As we see it, Hurd’s presence will definitely be missed. Yet as Larry Elison re-assumes day-to-day leadership with Hurd’s co-CEO Safra Catz, Oracle is well-positioned for three reasons:

Oracle Cloud delivers demonstrable value. Our research has found the average cloud deployment of enterprise software delivers 3.2x the return-on-investment (ROI) of an on-premise deployment. For Oracle, the results are even stronger. Our analysts found that by connecting finance and human resources in the unified Oracle Cloud platform, companies facilitate collaboration and shared insights, thus improving efficiency, incorporating best business practices and assessing emerging technologies — far exceeding the typical 3.2x ROI from a cloud deployment.

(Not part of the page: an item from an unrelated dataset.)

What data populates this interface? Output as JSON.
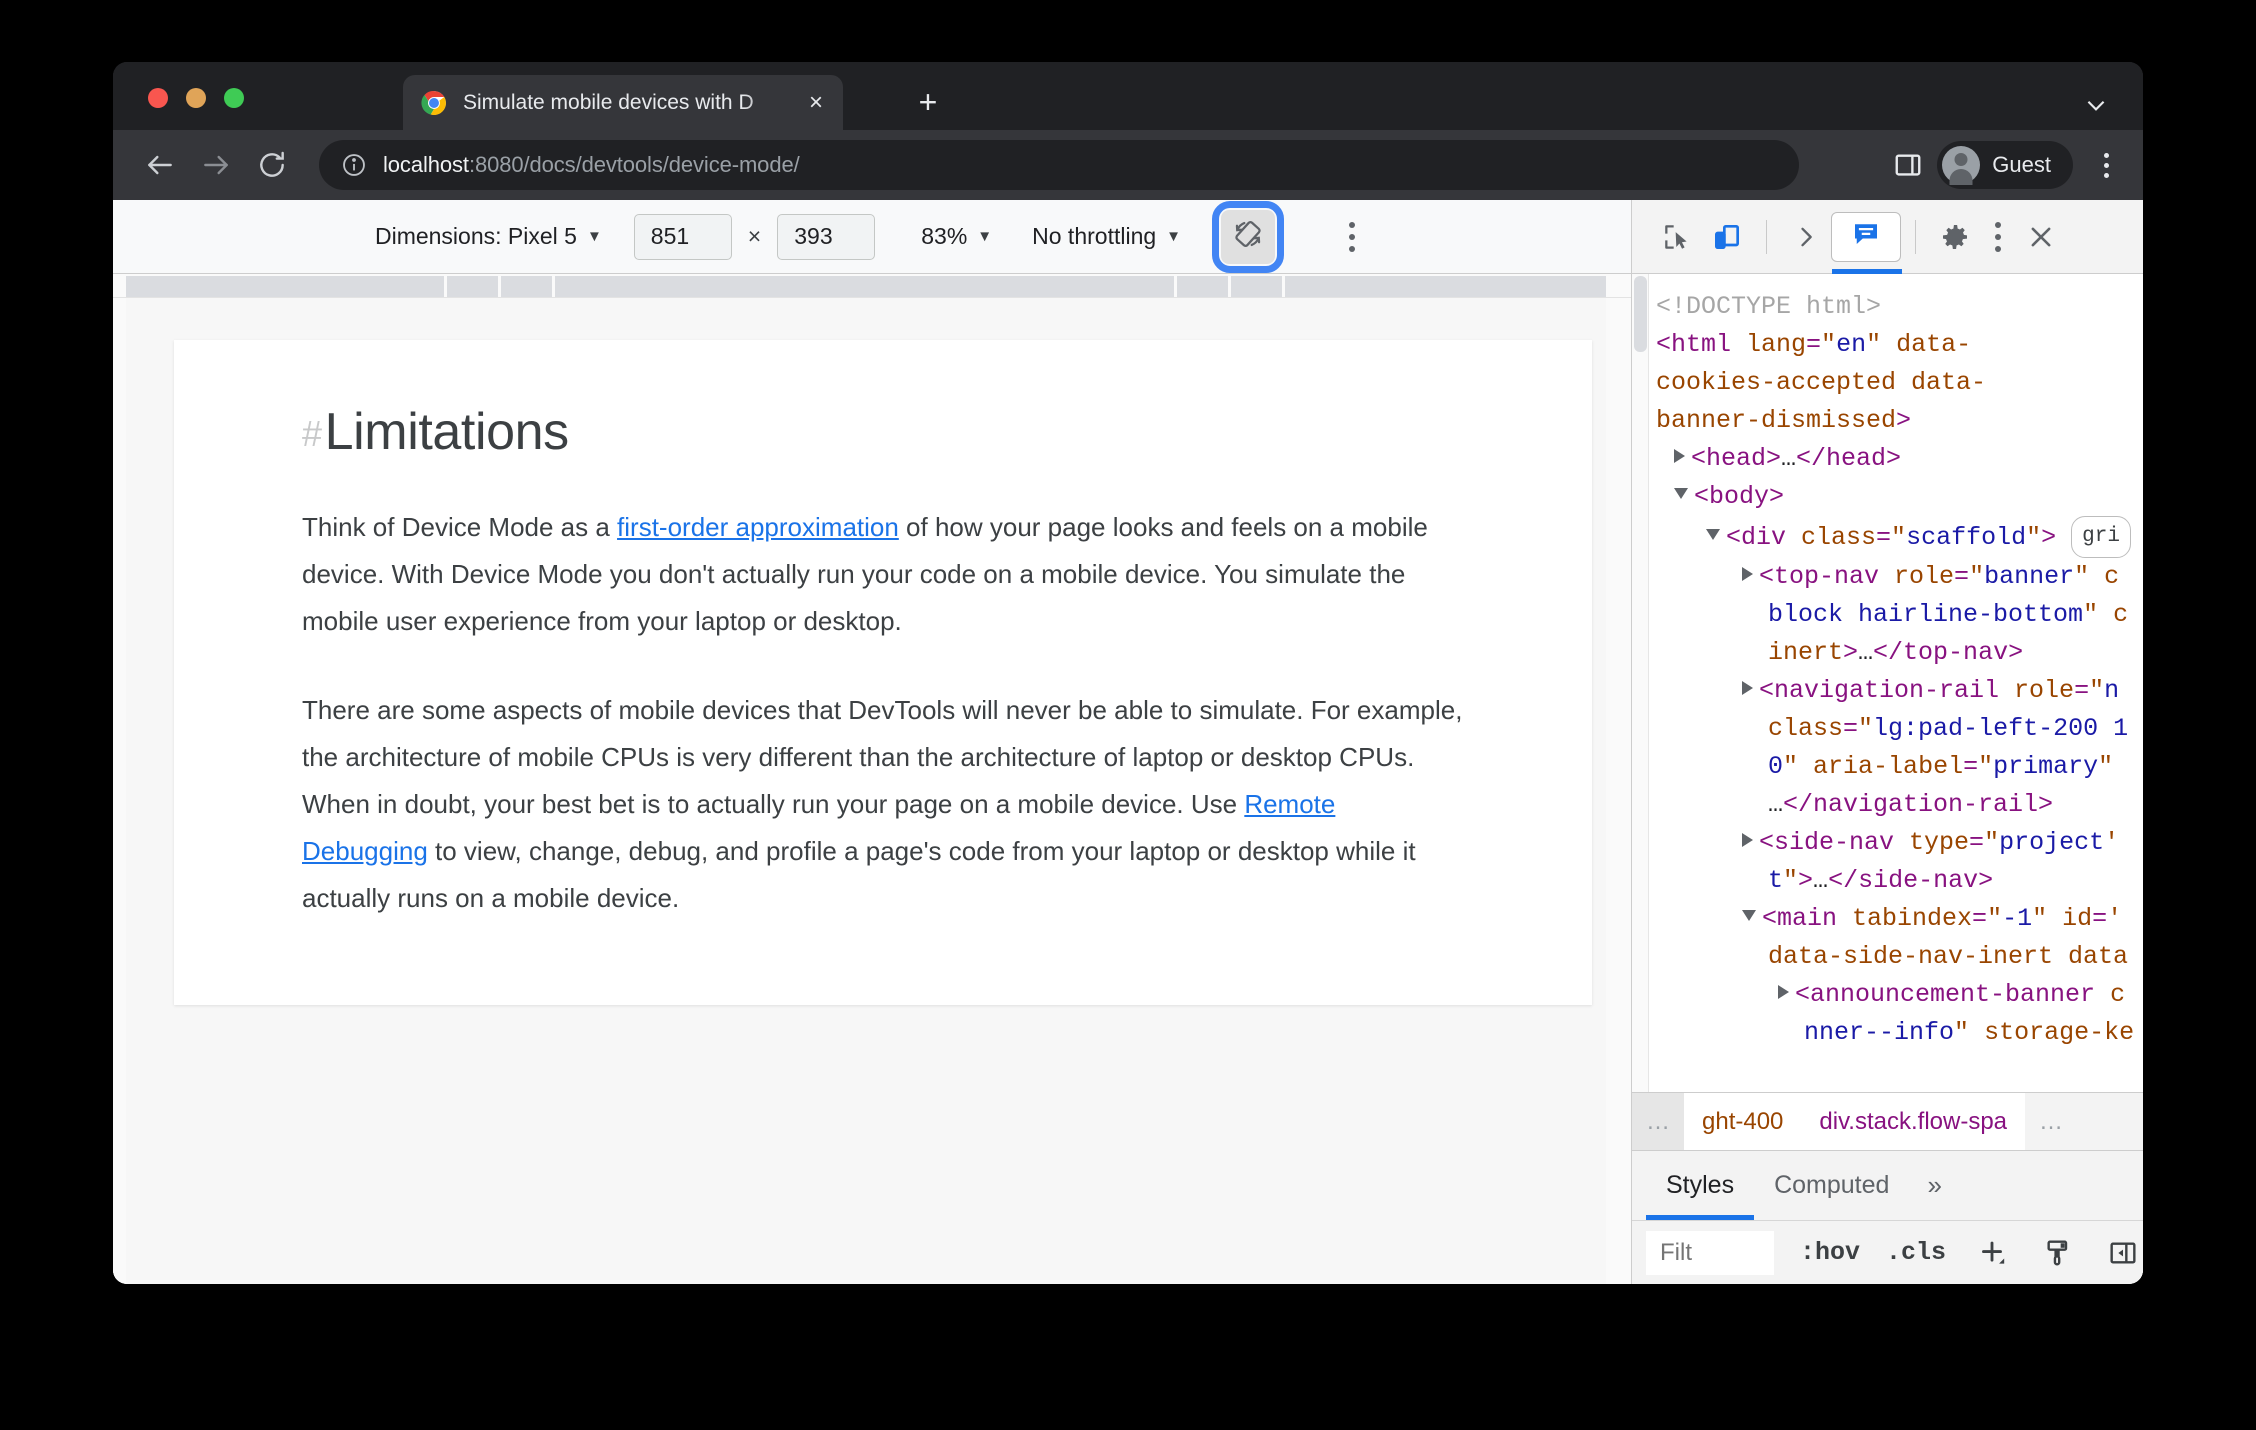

The company has embraced a cultural shift more aligned with the cloud. Historically, enterprise technology has not been laser-focused on customer success: difficult implementations, integrations and upgrades with unmet promises have plagued the industry for decades. But the cloud has changed that, particularly for companies like Oracle — a  subscription-based model requires a culture more squarely focused on innovation and customer success. From what we saw, Hurd had the company moving in the right direction, evangelizing a roadmap to the cloud for customers while embracing cultural shifts, such as innovation hubs that rethink the possibilities for the company’s solutions and cultivating a digital sales team to navigate the landscape of informed, tech-savvy customers.

Ultimately, there’s still a market for Oracle’s on-premise implementations. I understand that no one has been particularly hot-and-bothered about on-premise enterprise software since the late 1990s. If you only read TechCrunch, you’d think there’s zero market for software you install in your own data center — and you’d be wrong. In May, Rimini Street, a provider of third-party support for enterprise software, surveyed Oracle customers and found 80 percent aren’t planning to replace on-premises Oracle software with cloud offerings. Many are looking to an on-premise/off-premise hybrid deployment. We’ve also seen “cloud-native” startups that offer hybrid solutions. The takeaway? On-premise license-based deployments aren’t going away any time soon.

As it embraces cultural change and innovation while continuing to demonstrate a value-driven approach for its customers, from where we see it, Oracle remains well-positioned in the cloud wars.